The First Amendment embeds the latter view. Britain has institutionalised the former. The United States must now decide whether it will allow its constitutional culture to be overwritten by foreign bureaucracies through regulatory osmosis.

The Real Stakes

This is not about defending ugly speech for its own sake. Mill never claimed falsehoods are valuable. He claimed that only free contest reveals falsehoods as false. Once speech is suppressed, error becomes unchallengeable dogma, and power replaces reason.

Britain's system assumes regulators can reliably distinguish harmful ideas from legitimate ones. History suggests otherwise. Every censorship regime eventually discovers that "dangerous speech" includes inconvenient speech — dissent, heresy, ridicule, and opposition.

America's constitutional tradition exists precisely to prevent that slide.

The danger today is not overt tyranny, but administrative creep: speech throttled not by jails but by compliance officers, not by police but by payment processors, not by law but by "community standards" quietly shaped by foreign regulators.

Mill would recognise this immediately. The form has changed; the logic has not.

Conclusion: Sovereignty Begins with Speech

If the United States allows foreign governments to dictate what Americans may say online, then the First Amendment becomes a territorial relic — valid only within borders, but void wherever bandwidth flows.

Speech sovereignty is now national sovereignty.

America should not harmonise downward. It should not compromise. It should not negotiate over constitutional liberties as though they were tariff schedules. It should draw a hard legal boundary: foreign censorship stops at the US Constitution.

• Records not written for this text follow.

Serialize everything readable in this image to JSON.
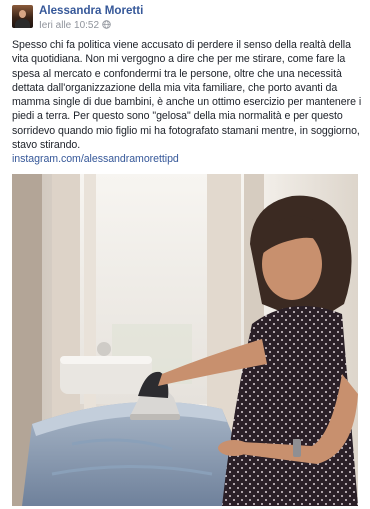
{
  "post": {
    "author": "Alessandra Moretti",
    "timestamp": "Ieri alle 10:52",
    "caption": "Spesso chi fa politica viene accusato di perdere il senso della realtà della vita quotidiana. Non mi vergogno a dire che per me stirare, come fare la spesa al mercato e confondermi tra le persone, oltre che una necessità dettata dall'organizzazione della mia vita familiare, che porto avanti da mamma single di due bambini, è anche un ottimo esercizio per mantenere i piedi a terra. Per questo sono \"gelosa\" della mia normalità e per questo sorridevo quando mio figlio mi ha fotografato stamani mentre, in soggiorno, stavo stirando.",
    "link": "instagram.com/alessandramorettipd",
    "privacy_icon": "globe-icon"
  }
}
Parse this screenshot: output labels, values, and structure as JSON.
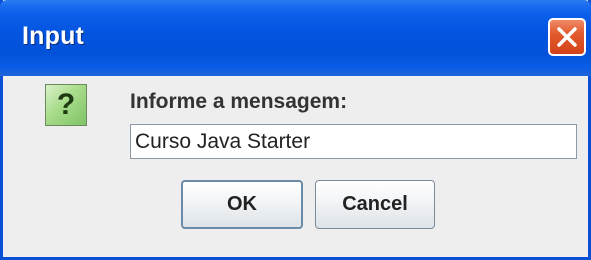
{
  "dialog": {
    "title": "Input",
    "prompt": "Informe a mensagem:",
    "input_value": "Curso Java Starter",
    "buttons": {
      "ok": "OK",
      "cancel": "Cancel"
    },
    "icon": "question-icon",
    "icon_glyph": "?"
  },
  "colors": {
    "titlebar": "#0454e0",
    "close_button": "#e35a2e",
    "dialog_background": "#eeeeee",
    "icon_background": "#a7db8a"
  }
}
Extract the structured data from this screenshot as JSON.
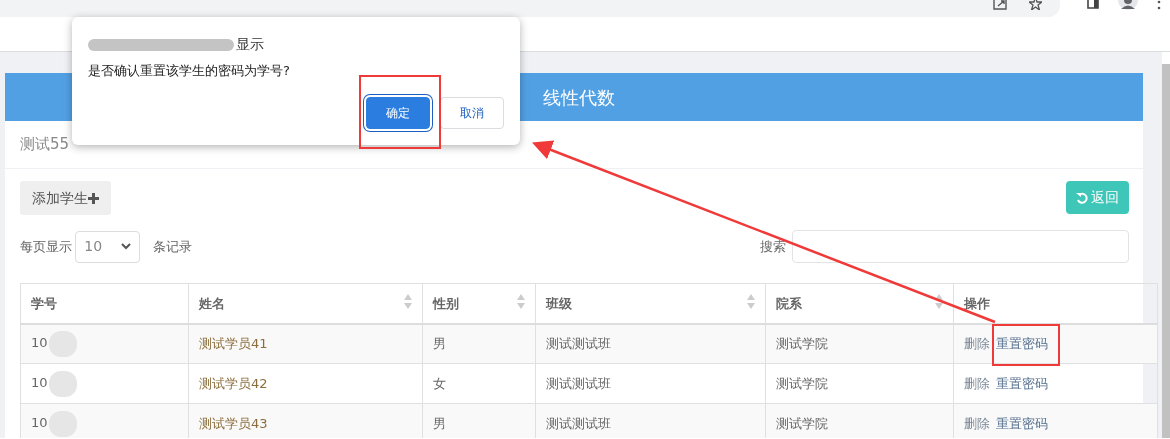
{
  "dialog": {
    "title": "显示",
    "message": "是否确认重置该学生的密码为学号?",
    "buttons": [
      {
        "label": "确定",
        "kind": "primary",
        "focused": true
      },
      {
        "label": "取消",
        "kind": "secondary",
        "focused": false
      }
    ]
  },
  "page": {
    "header_title": "线性代数",
    "subtitle": "测试55",
    "add_button": "添加学生",
    "back_button": "返回",
    "length": {
      "prefix": "每页显示",
      "value": "10",
      "suffix": "条记录"
    },
    "search": {
      "label": "搜索"
    }
  },
  "table": {
    "columns": [
      {
        "label": "学号",
        "sortable": false
      },
      {
        "label": "姓名",
        "sortable": true
      },
      {
        "label": "性别",
        "sortable": true
      },
      {
        "label": "班级",
        "sortable": true
      },
      {
        "label": "院系",
        "sortable": true
      },
      {
        "label": "操作",
        "sortable": false
      }
    ],
    "rows": [
      {
        "cells": [
          "10",
          "测试学员41",
          "男",
          "测试测试班",
          "测试学院"
        ],
        "actions": [
          "删除",
          "重置密码"
        ]
      },
      {
        "cells": [
          "10",
          "测试学员42",
          "女",
          "测试测试班",
          "测试学院"
        ],
        "actions": [
          "删除",
          "重置密码"
        ]
      },
      {
        "cells": [
          "10",
          "测试学员43",
          "男",
          "测试测试班",
          "测试学院"
        ],
        "actions": [
          "删除",
          "重置密码"
        ]
      }
    ]
  }
}
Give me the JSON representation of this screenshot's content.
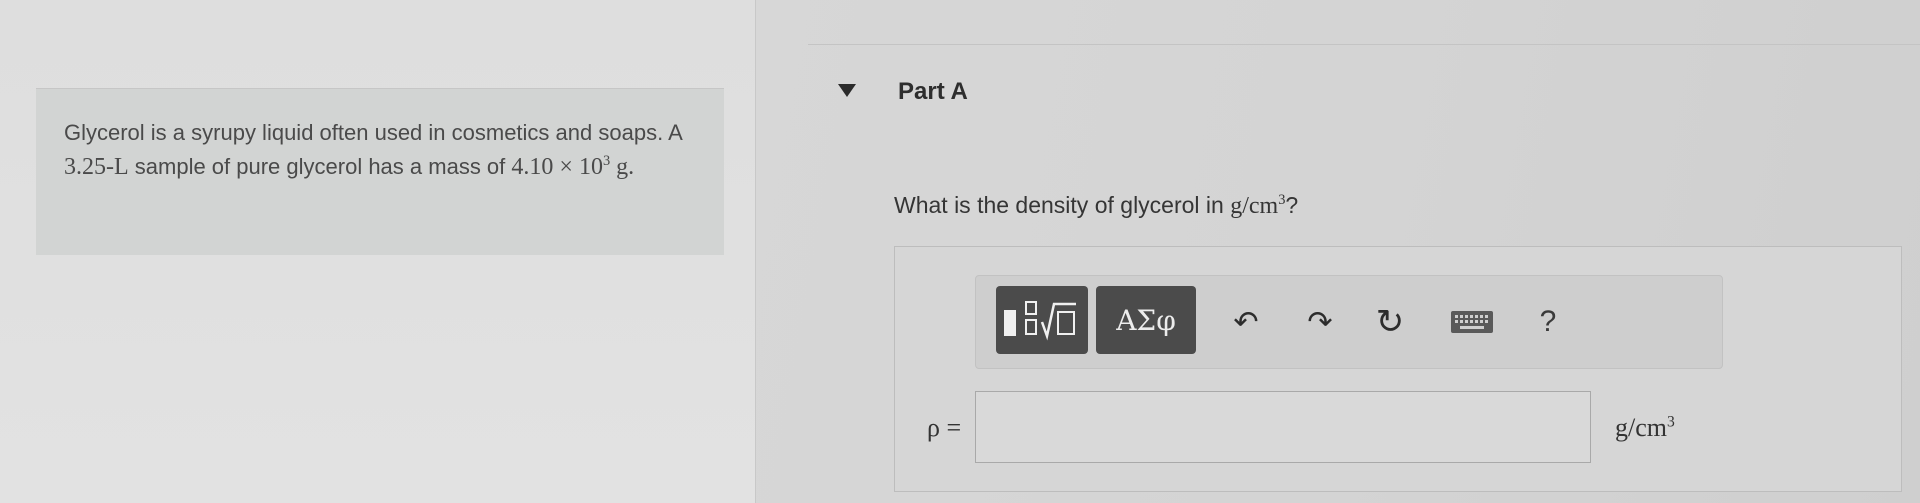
{
  "problem": {
    "text_part1": "Glycerol is a syrupy liquid often used in cosmetics and soaps. A ",
    "volume": "3.25-L",
    "text_part2": " sample of pure glycerol has a mass of ",
    "mass_coeff": "4.10",
    "times": "×",
    "mass_base": "10",
    "mass_exp": "3",
    "mass_unit": "g."
  },
  "part": {
    "title": "Part A",
    "question_prefix": "What is the density of glycerol in ",
    "question_unit": "g/cm",
    "question_unit_exp": "3",
    "question_suffix": "?"
  },
  "toolbar": {
    "symbols_label": "ΑΣφ",
    "undo_icon": "↶",
    "redo_icon": "↷",
    "reset_icon": "↻",
    "help_label": "?"
  },
  "answer": {
    "label": "ρ =",
    "value": "",
    "unit": "g/cm",
    "unit_exp": "3"
  }
}
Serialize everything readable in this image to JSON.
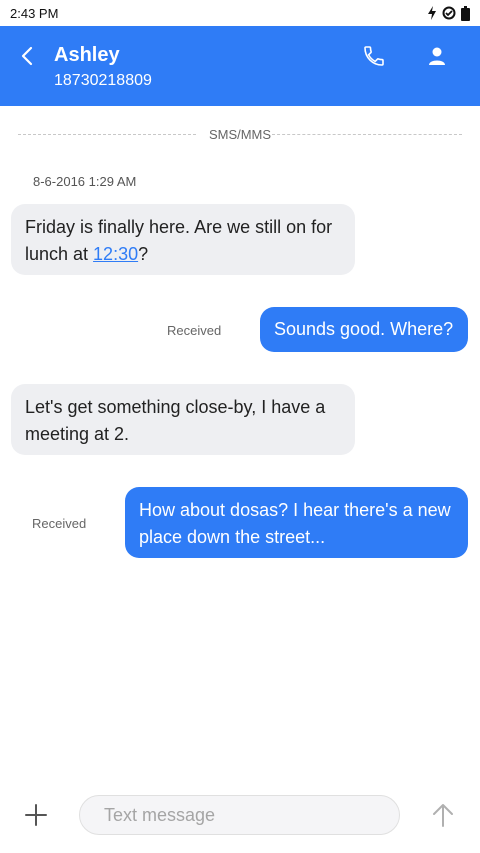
{
  "status": {
    "time": "2:43 PM"
  },
  "header": {
    "name": "Ashley",
    "number": "18730218809"
  },
  "thread": {
    "channel_label": "SMS/MMS",
    "date": "8-6-2016 1:29 AM",
    "messages": [
      {
        "direction": "in",
        "text_before": "Friday is finally here. Are we still on for lunch at ",
        "link": "12:30",
        "text_after": "?"
      },
      {
        "direction": "out",
        "text": "Sounds good. Where?",
        "status": "Received"
      },
      {
        "direction": "in",
        "text": "Let's get something close-by, I have a meeting at 2."
      },
      {
        "direction": "out",
        "text": "How about dosas? I hear there's a new place down the street...",
        "status": "Received"
      }
    ]
  },
  "composer": {
    "placeholder": "Text message",
    "value": ""
  },
  "colors": {
    "accent": "#2f7cf6",
    "incoming_bubble": "#eeeff2"
  },
  "icons": [
    "back-arrow-icon",
    "phone-icon",
    "person-icon",
    "add-icon",
    "send-arrow-icon",
    "flash-icon",
    "sync-icon",
    "battery-icon"
  ]
}
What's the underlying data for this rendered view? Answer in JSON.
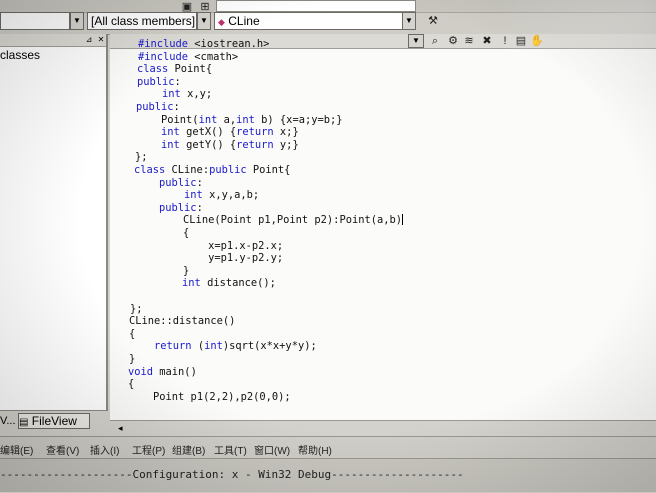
{
  "toolbar": {
    "scope_combo": "",
    "members_combo": "[All class members]",
    "function_combo": "CLine",
    "find_combo": ""
  },
  "left_pane": {
    "classes_label": "classes",
    "tab_prev_label": "V...",
    "tab_fileview_label": "FileView"
  },
  "code_lines": [
    "#include <iostrean.h>",
    "#include <cmath>",
    "class Point{",
    "public:",
    "    int x,y;",
    "public:",
    "    Point(int a,int b) {x=a;y=b;}",
    "    int getX() {return x;}",
    "    int getY() {return y;}",
    "};",
    "class CLine:public Point{",
    "    public:",
    "        int x,y,a,b;",
    "    public:",
    "        CLine(Point p1,Point p2):Point(a,b)",
    "        {",
    "            x=p1.x-p2.x;",
    "            y=p1.y-p2.y;",
    "        }",
    "        int distance();",
    "",
    "};",
    "CLine::distance()",
    "{",
    "    return (int)sqrt(x*x+y*y);",
    "}",
    "void main()",
    "{",
    "    Point p1(2,2),p2(0,0);"
  ],
  "menu": {
    "items": [
      "编辑(E)",
      "查看(V)",
      "插入(I)",
      "工程(P)",
      "组建(B)",
      "工具(T)",
      "窗口(W)",
      "帮助(H)"
    ]
  },
  "status": {
    "configuration": "--------------------Configuration: x - Win32 Debug--------------------"
  },
  "colors": {
    "keyword": "#1a1acc",
    "text": "#111111",
    "editor_bg": "#fbfbf9",
    "chrome": "#d4d2cc"
  }
}
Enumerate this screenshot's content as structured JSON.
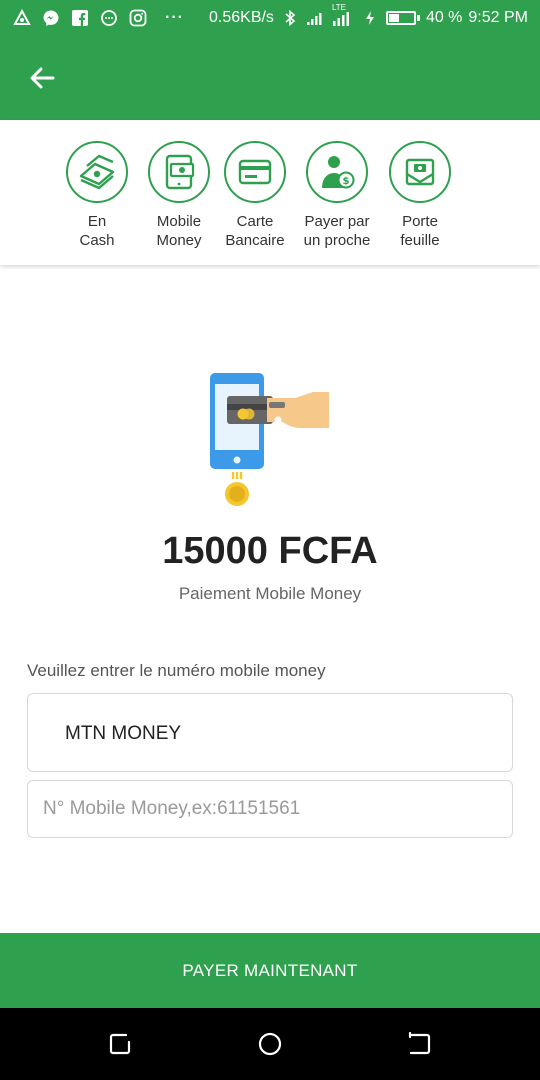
{
  "status_bar": {
    "net_speed": "0.56KB/s",
    "lte": "LTE",
    "battery_percent": "40 %",
    "battery_level": 0.4,
    "time": "9:52 PM",
    "dots": "···"
  },
  "payment_methods": [
    {
      "label": "En\nCash",
      "icon": "cash-icon"
    },
    {
      "label": "Mobile\nMoney",
      "icon": "mobile-money-icon"
    },
    {
      "label": "Carte\nBancaire",
      "icon": "bank-card-icon"
    },
    {
      "label": "Payer par\nun proche",
      "icon": "person-pay-icon"
    },
    {
      "label": "Porte\nfeuille",
      "icon": "wallet-icon"
    }
  ],
  "payment": {
    "amount": "15000 FCFA",
    "subtitle": "Paiement Mobile Money"
  },
  "form": {
    "prompt": "Veuillez entrer le numéro mobile money",
    "operator": "MTN MONEY",
    "phone_placeholder": "N° Mobile Money,ex:61151561",
    "phone_value": ""
  },
  "pay_button": "PAYER MAINTENANT",
  "colors": {
    "primary": "#2ea04e",
    "navbar": "#000000"
  }
}
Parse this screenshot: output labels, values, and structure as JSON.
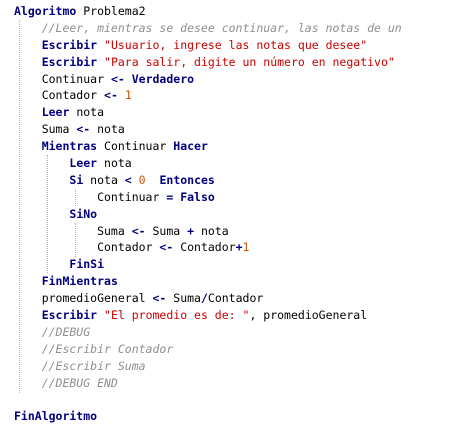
{
  "code": {
    "lines": [
      [
        {
          "t": "Algoritmo",
          "c": "kw"
        },
        {
          "t": " Problema2",
          "c": "id"
        }
      ],
      [
        {
          "t": "    //Leer, mientras se desee continuar, las notas de un",
          "c": "com"
        }
      ],
      [
        {
          "t": "    ",
          "c": "id"
        },
        {
          "t": "Escribir",
          "c": "kw"
        },
        {
          "t": " ",
          "c": "id"
        },
        {
          "t": "\"Usuario, ingrese las notas que desee\"",
          "c": "str"
        }
      ],
      [
        {
          "t": "    ",
          "c": "id"
        },
        {
          "t": "Escribir",
          "c": "kw"
        },
        {
          "t": " ",
          "c": "id"
        },
        {
          "t": "\"Para salir, digite un número en negativo\"",
          "c": "str"
        }
      ],
      [
        {
          "t": "    Continuar ",
          "c": "id"
        },
        {
          "t": "<-",
          "c": "kw"
        },
        {
          "t": " ",
          "c": "id"
        },
        {
          "t": "Verdadero",
          "c": "kw"
        }
      ],
      [
        {
          "t": "    Contador ",
          "c": "id"
        },
        {
          "t": "<-",
          "c": "kw"
        },
        {
          "t": " ",
          "c": "id"
        },
        {
          "t": "1",
          "c": "num"
        }
      ],
      [
        {
          "t": "    ",
          "c": "id"
        },
        {
          "t": "Leer",
          "c": "kw"
        },
        {
          "t": " nota",
          "c": "id"
        }
      ],
      [
        {
          "t": "    Suma ",
          "c": "id"
        },
        {
          "t": "<-",
          "c": "kw"
        },
        {
          "t": " nota",
          "c": "id"
        }
      ],
      [
        {
          "t": "    ",
          "c": "id"
        },
        {
          "t": "Mientras",
          "c": "kw"
        },
        {
          "t": " Continuar ",
          "c": "id"
        },
        {
          "t": "Hacer",
          "c": "kw"
        }
      ],
      [
        {
          "t": "        ",
          "c": "id"
        },
        {
          "t": "Leer",
          "c": "kw"
        },
        {
          "t": " nota",
          "c": "id"
        }
      ],
      [
        {
          "t": "        ",
          "c": "id"
        },
        {
          "t": "Si",
          "c": "kw"
        },
        {
          "t": " nota ",
          "c": "id"
        },
        {
          "t": "<",
          "c": "kw"
        },
        {
          "t": " ",
          "c": "id"
        },
        {
          "t": "0",
          "c": "num"
        },
        {
          "t": "  ",
          "c": "id"
        },
        {
          "t": "Entonces",
          "c": "kw"
        }
      ],
      [
        {
          "t": "            Continuar ",
          "c": "id"
        },
        {
          "t": "=",
          "c": "kw"
        },
        {
          "t": " ",
          "c": "id"
        },
        {
          "t": "Falso",
          "c": "kw"
        }
      ],
      [
        {
          "t": "        ",
          "c": "id"
        },
        {
          "t": "SiNo",
          "c": "kw"
        }
      ],
      [
        {
          "t": "            Suma ",
          "c": "id"
        },
        {
          "t": "<-",
          "c": "kw"
        },
        {
          "t": " Suma ",
          "c": "id"
        },
        {
          "t": "+",
          "c": "kw"
        },
        {
          "t": " nota",
          "c": "id"
        }
      ],
      [
        {
          "t": "            Contador ",
          "c": "id"
        },
        {
          "t": "<-",
          "c": "kw"
        },
        {
          "t": " Contador",
          "c": "id"
        },
        {
          "t": "+",
          "c": "kw"
        },
        {
          "t": "1",
          "c": "num"
        }
      ],
      [
        {
          "t": "        ",
          "c": "id"
        },
        {
          "t": "FinSi",
          "c": "kw"
        }
      ],
      [
        {
          "t": "    ",
          "c": "id"
        },
        {
          "t": "FinMientras",
          "c": "kw"
        }
      ],
      [
        {
          "t": "    promedioGeneral ",
          "c": "id"
        },
        {
          "t": "<-",
          "c": "kw"
        },
        {
          "t": " Suma",
          "c": "id"
        },
        {
          "t": "/",
          "c": "kw"
        },
        {
          "t": "Contador",
          "c": "id"
        }
      ],
      [
        {
          "t": "    ",
          "c": "id"
        },
        {
          "t": "Escribir",
          "c": "kw"
        },
        {
          "t": " ",
          "c": "id"
        },
        {
          "t": "\"El promedio es de: \"",
          "c": "str"
        },
        {
          "t": ", promedioGeneral",
          "c": "id"
        }
      ],
      [
        {
          "t": "    //DEBUG",
          "c": "com"
        }
      ],
      [
        {
          "t": "    //Escribir Contador",
          "c": "com"
        }
      ],
      [
        {
          "t": "    //Escribir Suma",
          "c": "com"
        }
      ],
      [
        {
          "t": "    //DEBUG END",
          "c": "com"
        }
      ],
      [],
      [
        {
          "t": "FinAlgoritmo",
          "c": "kw"
        }
      ]
    ]
  },
  "colors": {
    "keyword": "#00007f",
    "string": "#cc0000",
    "number": "#cc5500",
    "comment": "#8f8f8f",
    "identifier": "#000000",
    "background": "#ffffff"
  }
}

Mill's argument was simple and remains undefeated:

"He who knows only his own side of the case knows little of that."

Britain has chosen a different epistemology — one in which citizens are shielded from dangerous ideas rather than trained to defeat them. The United States should not follow.

Instead, it should do what free societies have always done best:

Let ideas fight.
Let truth win.
Let governments stay out of the way.